The isolated Abuja - Kaduna standard-gauge line was completed by CCECC in 2016.

NIGERIA: China Civil Engineering Construction Corp is to complete the long-planned 1 435 mm gauge railway linking Lagos and Kano, under a U$6·68bn contract signed in Abuja on May 15.

During the signing ceremony Transport Minister Rotimi Amaechi said the line should be completed in two to three years, ‘depending on availability of funds’. The work will largely be funded by loans from Chinese banks, and the minister said the government would be able to fund the local share from its 2018 and 2019 budgets.

CCECC is currently building a 156 km standard gauge line from Lagos to Ibadan, paralleling NRC’s existing 1 067 mm gauge Western main line which connects the country’s commercial hub with Kano and the north. Work on this section was initiated by Vice-President Yemi Osinbajo in March 2017. The company had previously completed an isolated standard gauge line from Ido, near Abuja, to Kaduna, which was inaugurated by President Buhari in 2016, and was awarded another $1·69bn contract that year to extend the route from Kaduna to Kano.

According to the ministry, ‘the signing of the Ibadan – Kaduna contract agreement concludes all outstanding segments of the Lagos – Kano railway’. Like the existing railway, the route is expected to serve Oshogbo, Ilorin and Minna, and there will be a branch from Oshogbo to Ado-Ekiti. The line would also connect with the 650 km east-west Nigerian Coastal Railway linking Lagos and Calabar, which is being developed by CCECC’s parent China Railway Construction Corp under a US$12bn contract awarded in 2014.

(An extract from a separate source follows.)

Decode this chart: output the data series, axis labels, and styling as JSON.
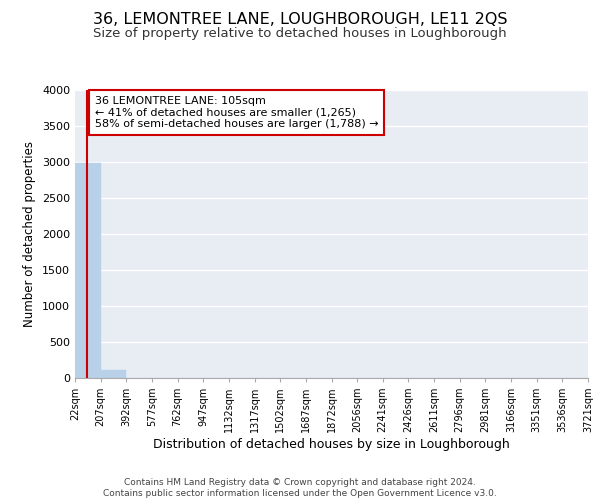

Construction of the standard gauge lines is separate from the concession for a GE-led consortium including SinoHydro, Transnet of South Africa and APM Terminals to rehabilitate and operate NRC’s existing 3 505 km narrow gauge network. The consortium had been selected last year, and the concession agreement was finally signed by the government on April 27, following the approval of a US$1·23bn loan from China’s Eximbank to fund the modernisation work.